Au Québec, le bourdon fébrile est un pollinisateur important des plantes sauvages, mais aussi de plantes de culture comme la tomate, le poivron, le bleuet, le concombre et la canneberge.
— Pascal Gaudette Doundounba on Flickr, CC BY-NC-SA 2.0
Une étude qui vient de paraître dans la revue Scientific Reports indique que l'herbicide à base de glyphosate vendu sous le nom commercial de Roundup ne nuit pas à la survie des bourdons. Par contre, ce produit diminuerait substantiellement la fertilité des mâles, ce qui pourrait se répercuter sur la taille des colonies et, ultimement, sur la fécondation des plantes qui dépendent de ce pollinisateur indigène.
Les effets sous-létaux des pesticides sont souvent négligés dans les études portant sur les impacts de ces produits sur les organismes autres que ceux qu'ils ciblent, soulignent les signataires de l'étude. «Nous avons voulu documenter l'un de ces effets sous-létaux, soit les répercussions sur la fertilité d'un pollinisateur indigène du Québec, le bourdon fébrile, Bombus impatiens», explique un membre de l'équipe de recherche, Pierre Giovenazzo, professeur au Département de biologie de l'Université Laval.
Au Québec, le bourdon fébrile est un pollinisateur important des plantes sauvages, mais aussi de plantes de culture comme la tomate, le poivron, le bleuet, le concombre et la canneberge. Son utilisation pour la pollinisation de ces végétaux est recommandée pour assurer la production de fruits de qualité.
Les scientifiques ont évalué l'effet du Roundup sur 208 bourdons mâles placés dans des cagettes en laboratoire. «Nous avons notamment mesuré comment l'exposition à cet herbicide affectait le nombre de spermatozoïdes vivants produits par les bourdons. Les doses testées correspondent à ce qu'on retrouve dans les champs après l'application de ce produit», précise le professeur Giovenazzo.
Premier résultat pour le moins étonnant, la survie médiane des bourdons exposés au Roundup est de 28 jours alors qu'elle est de 23 jours dans un groupe témoin composé de 104 bourdons. «Nous ne savons pas ce qui explique cette longévité accrue, admet le chercheur. Par contre, au jour 10 de l'expérience, les mâles exposés à l'herbicide avaient 34% moins de spermatozoïdes vivants que ceux du groupe témoin. Plus l'exposition à l'herbicide était grande, moins il y avait de spermatozoïdes vivants. Une exposition plus longue pourrait donc avoir des effets encore plus marqués.»
Cette baisse de fertilité peut avoir des répercussions substantielles, surtout pour les plantes qui dépendent de cette espèce pour leur pollinisation, explique le professeur Giovenazzo. «Chez le bourdon fébrile, la reine ne s'accouple qu'une fois dans sa vie. Si l'accouplement a lieu avec un mâle qui a peu de spermatozoïdes vivants, la reine aura une fécondité réduite et, conséquemment, il y aura moins d'ouvrières pour assurer la pollinisation des plantes.»

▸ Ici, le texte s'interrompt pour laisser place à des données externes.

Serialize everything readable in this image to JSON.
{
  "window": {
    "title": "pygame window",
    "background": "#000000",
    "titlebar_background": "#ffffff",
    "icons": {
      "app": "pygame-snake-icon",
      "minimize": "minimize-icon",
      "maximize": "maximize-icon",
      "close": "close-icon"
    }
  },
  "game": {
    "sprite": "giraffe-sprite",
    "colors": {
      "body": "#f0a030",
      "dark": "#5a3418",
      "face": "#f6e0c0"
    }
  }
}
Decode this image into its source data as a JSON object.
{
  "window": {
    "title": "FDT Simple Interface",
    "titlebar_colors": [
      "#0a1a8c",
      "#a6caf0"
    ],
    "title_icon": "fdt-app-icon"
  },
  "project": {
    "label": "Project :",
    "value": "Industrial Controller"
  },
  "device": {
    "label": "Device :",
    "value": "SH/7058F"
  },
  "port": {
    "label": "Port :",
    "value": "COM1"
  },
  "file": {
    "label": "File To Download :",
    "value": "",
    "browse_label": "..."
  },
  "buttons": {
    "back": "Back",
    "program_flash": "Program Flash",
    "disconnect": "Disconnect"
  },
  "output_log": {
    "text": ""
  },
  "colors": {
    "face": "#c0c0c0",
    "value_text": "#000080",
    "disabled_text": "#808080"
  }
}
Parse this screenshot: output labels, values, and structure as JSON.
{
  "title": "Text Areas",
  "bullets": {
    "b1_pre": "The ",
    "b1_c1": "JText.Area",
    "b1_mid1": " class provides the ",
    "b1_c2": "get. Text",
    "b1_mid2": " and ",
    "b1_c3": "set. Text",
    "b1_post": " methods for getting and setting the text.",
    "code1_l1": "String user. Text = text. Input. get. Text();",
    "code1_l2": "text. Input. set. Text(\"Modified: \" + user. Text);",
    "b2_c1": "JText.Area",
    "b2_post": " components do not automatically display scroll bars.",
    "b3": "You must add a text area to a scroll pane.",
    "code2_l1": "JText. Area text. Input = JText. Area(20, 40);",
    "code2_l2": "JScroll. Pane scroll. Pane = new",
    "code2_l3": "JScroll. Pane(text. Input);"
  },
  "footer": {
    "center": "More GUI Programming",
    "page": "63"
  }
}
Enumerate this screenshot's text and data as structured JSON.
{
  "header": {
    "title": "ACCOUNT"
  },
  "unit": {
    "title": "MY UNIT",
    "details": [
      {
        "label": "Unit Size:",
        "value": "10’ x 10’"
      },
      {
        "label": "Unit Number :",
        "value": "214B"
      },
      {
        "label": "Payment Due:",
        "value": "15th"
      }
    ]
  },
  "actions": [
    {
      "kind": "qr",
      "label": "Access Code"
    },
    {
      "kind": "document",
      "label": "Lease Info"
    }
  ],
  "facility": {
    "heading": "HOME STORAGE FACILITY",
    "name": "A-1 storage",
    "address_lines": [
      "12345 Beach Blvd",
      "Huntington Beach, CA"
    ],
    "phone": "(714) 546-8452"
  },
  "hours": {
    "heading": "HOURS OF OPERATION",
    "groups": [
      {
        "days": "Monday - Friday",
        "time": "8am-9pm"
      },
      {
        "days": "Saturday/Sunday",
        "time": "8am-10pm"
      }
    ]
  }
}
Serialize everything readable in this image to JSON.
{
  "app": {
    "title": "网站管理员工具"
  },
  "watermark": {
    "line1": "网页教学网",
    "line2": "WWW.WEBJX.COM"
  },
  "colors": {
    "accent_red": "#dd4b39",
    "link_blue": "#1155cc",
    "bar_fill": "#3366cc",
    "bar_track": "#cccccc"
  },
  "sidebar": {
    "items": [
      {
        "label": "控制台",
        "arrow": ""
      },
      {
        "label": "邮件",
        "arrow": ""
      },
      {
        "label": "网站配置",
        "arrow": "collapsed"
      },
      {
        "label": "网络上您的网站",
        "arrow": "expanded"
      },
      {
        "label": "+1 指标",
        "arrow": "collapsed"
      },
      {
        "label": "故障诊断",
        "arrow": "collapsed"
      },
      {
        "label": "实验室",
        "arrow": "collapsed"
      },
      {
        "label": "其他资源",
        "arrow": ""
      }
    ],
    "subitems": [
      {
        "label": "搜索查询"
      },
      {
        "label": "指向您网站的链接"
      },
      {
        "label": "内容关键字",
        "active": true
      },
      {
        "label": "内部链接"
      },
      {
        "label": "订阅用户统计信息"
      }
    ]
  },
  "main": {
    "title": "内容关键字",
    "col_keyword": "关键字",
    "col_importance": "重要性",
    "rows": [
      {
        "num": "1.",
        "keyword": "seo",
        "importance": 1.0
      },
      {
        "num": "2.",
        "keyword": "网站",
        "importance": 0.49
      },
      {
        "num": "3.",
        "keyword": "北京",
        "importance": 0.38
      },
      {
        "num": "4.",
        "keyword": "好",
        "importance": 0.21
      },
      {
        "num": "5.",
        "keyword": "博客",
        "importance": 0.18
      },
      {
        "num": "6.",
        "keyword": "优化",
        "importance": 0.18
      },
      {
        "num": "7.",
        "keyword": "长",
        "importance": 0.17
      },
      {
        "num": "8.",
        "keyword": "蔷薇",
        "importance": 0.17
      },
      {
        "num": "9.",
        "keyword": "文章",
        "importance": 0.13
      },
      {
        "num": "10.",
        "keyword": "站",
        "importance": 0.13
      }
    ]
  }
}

L'évaluation des risques que les pesticides posent pour les espèces qui ne sont pas leur cible première, entre autres les insectes, porte essentiellement sur la survie de ces organismes. «Notre étude montre que pour avoir un portrait plus complet des impacts de ces produits, il faut aussi considérer leurs effets sous-létaux. Si l'on s'en remet uniquement à la survie, on pourrait faussement conclure qu'un produit est sécuritaire pour les insectes, alors qu'il affecte des caractères importants comme la fertilité et la fécondité», conclut le professeur Giovenazzo.
L'article publié dans Scientific Reports est signé par Andrew Brown, Verena Strobl, Peter Neumann et Lars Straub, de l'Université de Berne, Pierre Giovenazzo, de l'Université Laval, Marilène Paillard, du Centre de recherche en sciences animales de Deschambault, Andrée Rousseau, du Centre de recherche en sciences animales de Deschambault et aussi doctorante à l'Université Laval, et Annette Van Oysteayen, du collège Royal Holloway de l'Université de Londres.